Once I agreed to wrestle the ONS match I worked a few other matches leading up to it. I worked two matches in OVW, as well as one more WWE Sunday Night Heat match, again in Calgary, this time facing Maven.

After the One Stand match with Jericho I was really serious about my retirement; I had no intentions what so ever in wrestling again. I tried really hard to stick to my guns this time out, turning down several tempting offers. It’s the tempting offers that are the real problem, with wrestling retirements; no matter how much you want to stop there always seems to be that one offer you just can’t refuse.

Once again the wrestling business pulled me back in, although not as most of you probably think. My retirement after the Jericho match at ONS lasted just 10 months when I returned to the ring to challenge Bryan Danielson for the ROH World Title. This is the match that everyone thinks drew me back in, but as much as I wanted to do this match it wasn’t the deciding factor in my return. The offer I couldn’t refuse was actually one made to me by 1PW in England, to wrestle two shot a month after the ROH booking. The reason the 1PW offer was more tempting than the ROH one, was that it included an extra plane ticket for my wife and enabled me to take her on the week long London vacation she always wanted. I reluctantly gave up my perfect retirement match from ONS to treat my wife to a trip she dearly wanted, not to facilitate any want or need I had to wrestle again. I suppose I could have just sucked it up and financed the trip myself, to preserve my dream retirement match, but when you retire at the age of 35 you need to be some what frugal, and the 1PW bookings allowed us a great vacation and the ability to actually come home with more money than we left with. Once I’d accepted the 1PW bookings the ROH match was just icing on the cake.

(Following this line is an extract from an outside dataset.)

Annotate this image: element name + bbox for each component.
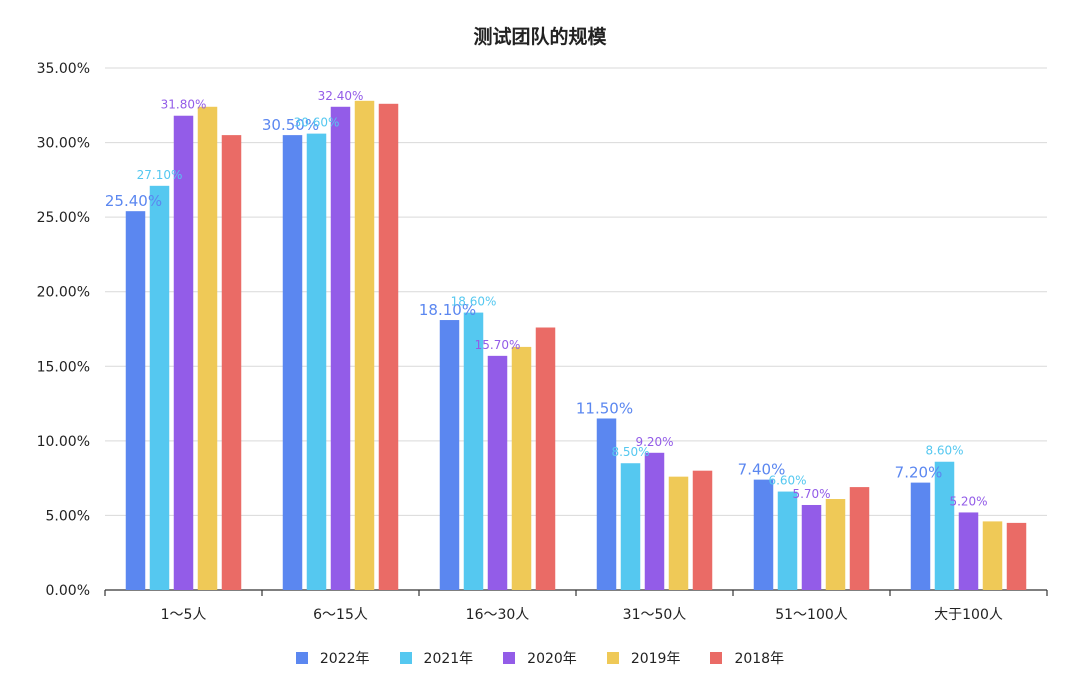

After the 1PW match with Doug Williams, I wasn’t actively taking bookings anymore but did not consider myself retired again. I was open to the right booking offer, if it came along, but was also keeping my eyes open for an appropriate match to once again attempt retirement.

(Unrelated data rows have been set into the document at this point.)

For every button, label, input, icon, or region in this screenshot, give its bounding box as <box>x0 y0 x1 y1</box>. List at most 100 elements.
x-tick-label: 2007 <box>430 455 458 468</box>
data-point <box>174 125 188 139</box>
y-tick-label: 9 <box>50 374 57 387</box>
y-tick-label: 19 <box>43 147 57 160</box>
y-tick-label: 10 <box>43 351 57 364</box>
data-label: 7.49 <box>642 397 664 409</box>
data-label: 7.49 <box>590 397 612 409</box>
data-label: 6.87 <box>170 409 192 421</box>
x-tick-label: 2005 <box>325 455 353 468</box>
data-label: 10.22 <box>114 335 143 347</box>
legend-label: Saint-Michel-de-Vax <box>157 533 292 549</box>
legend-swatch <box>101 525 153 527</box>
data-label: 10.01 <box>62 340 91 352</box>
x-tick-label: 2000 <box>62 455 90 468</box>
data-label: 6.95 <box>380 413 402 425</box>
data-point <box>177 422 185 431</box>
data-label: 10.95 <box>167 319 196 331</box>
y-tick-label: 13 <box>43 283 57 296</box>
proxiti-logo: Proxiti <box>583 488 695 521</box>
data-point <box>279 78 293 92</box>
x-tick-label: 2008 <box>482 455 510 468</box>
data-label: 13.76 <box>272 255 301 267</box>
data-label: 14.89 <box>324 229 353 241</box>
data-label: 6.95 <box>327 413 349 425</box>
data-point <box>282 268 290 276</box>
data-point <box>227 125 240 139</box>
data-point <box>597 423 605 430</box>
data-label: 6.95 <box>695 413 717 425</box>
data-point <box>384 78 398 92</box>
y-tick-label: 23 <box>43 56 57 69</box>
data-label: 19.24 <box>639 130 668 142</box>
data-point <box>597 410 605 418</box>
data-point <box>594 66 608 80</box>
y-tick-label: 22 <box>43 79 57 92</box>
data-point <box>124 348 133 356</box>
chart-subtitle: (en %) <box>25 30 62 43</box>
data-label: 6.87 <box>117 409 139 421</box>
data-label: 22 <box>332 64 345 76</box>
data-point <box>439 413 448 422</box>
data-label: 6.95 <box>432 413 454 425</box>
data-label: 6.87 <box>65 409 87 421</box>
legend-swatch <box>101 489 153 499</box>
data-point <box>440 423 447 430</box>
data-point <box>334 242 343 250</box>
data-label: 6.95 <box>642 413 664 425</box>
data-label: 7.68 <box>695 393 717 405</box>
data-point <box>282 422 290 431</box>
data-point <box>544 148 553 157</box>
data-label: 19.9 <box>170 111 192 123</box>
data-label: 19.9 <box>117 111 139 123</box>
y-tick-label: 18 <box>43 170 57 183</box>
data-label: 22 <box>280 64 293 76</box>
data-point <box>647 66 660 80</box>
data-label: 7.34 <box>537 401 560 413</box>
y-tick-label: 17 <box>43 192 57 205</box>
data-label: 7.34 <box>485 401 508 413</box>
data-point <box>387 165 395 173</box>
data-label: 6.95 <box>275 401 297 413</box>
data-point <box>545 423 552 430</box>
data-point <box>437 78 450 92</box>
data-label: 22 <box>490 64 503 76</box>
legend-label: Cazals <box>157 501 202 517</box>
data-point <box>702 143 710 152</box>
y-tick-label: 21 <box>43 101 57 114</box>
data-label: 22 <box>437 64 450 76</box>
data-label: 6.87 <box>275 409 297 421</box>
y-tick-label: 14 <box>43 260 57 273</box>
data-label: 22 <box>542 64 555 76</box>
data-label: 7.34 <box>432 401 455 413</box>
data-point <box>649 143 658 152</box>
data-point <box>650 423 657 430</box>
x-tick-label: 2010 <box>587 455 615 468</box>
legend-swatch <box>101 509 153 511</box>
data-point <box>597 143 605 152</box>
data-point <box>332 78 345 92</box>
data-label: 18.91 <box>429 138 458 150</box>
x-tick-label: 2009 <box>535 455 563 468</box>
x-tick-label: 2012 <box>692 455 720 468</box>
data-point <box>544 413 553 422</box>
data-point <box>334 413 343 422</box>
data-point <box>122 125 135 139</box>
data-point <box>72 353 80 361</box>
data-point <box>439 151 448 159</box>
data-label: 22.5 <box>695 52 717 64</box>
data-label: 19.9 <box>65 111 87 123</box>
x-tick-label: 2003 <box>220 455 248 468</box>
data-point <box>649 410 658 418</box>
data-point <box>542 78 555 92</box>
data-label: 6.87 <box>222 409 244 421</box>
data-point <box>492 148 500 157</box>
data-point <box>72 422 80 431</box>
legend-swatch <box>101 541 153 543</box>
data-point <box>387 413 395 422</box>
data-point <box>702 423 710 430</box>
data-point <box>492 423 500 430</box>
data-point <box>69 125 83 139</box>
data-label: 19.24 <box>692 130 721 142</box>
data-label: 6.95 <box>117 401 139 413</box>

That appropriate match came along in the summer of 2007. A friend of mine was promoting a BSE (Blood Sweat and Ears) event in North Bay, Ontario. North Bay is my real home town, having spent the majority of my child hood there. The event was going to be at Memorial Gardens in North Bay, which was the building I saw my first live pro-wrestling event in. This seemed like the perfect full circle moments to once again try to end my career. I worked two other BSE events leading up to the North Bay match and then wrapped up my career (or so I thought) in front of my family and friends in the town I grew up in.

Like the Jericho ONS match I was quite serious about this retirement and turned down numerous tempting offers in order to stick to it. As you get older turning down bookings becomes easier so I lasted a lot longer this time out but after 2-years of retirement, I once again made a comeback.

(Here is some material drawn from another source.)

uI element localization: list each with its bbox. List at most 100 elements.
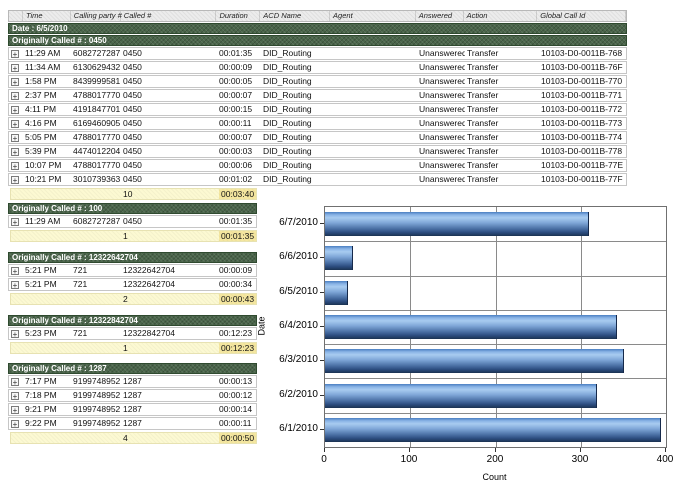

I wrote about this latest comeback 2 months ago so I don’t need to go into it again here but I will say that I do once again intend this to be my last match. There is no significance to making my ROH match, with Chris Hero my last match; it just feels like it’s time. This was the first time that I felt physically taxed preparing for a match, and while I was happy with the match I put out there, I did feel a little less capable than I once was.

I’ve never wanted to over stay my welcome in this business and I often said I didn’t want to be bumping past 40. This last comeback I did at the age of 40, and while I feel I can still go, I’m most definitely past my prime. I think teaching is where I am best suited now, and since it’s something I truly enjoy that is where my focus needs to remain.

They say, “Never say never in this business” and because of that I won’t, but barring one last shot at a Lance Storm – Chris Jericho retirement match, I am once again hanging them up, and perhaps this time it will be for good.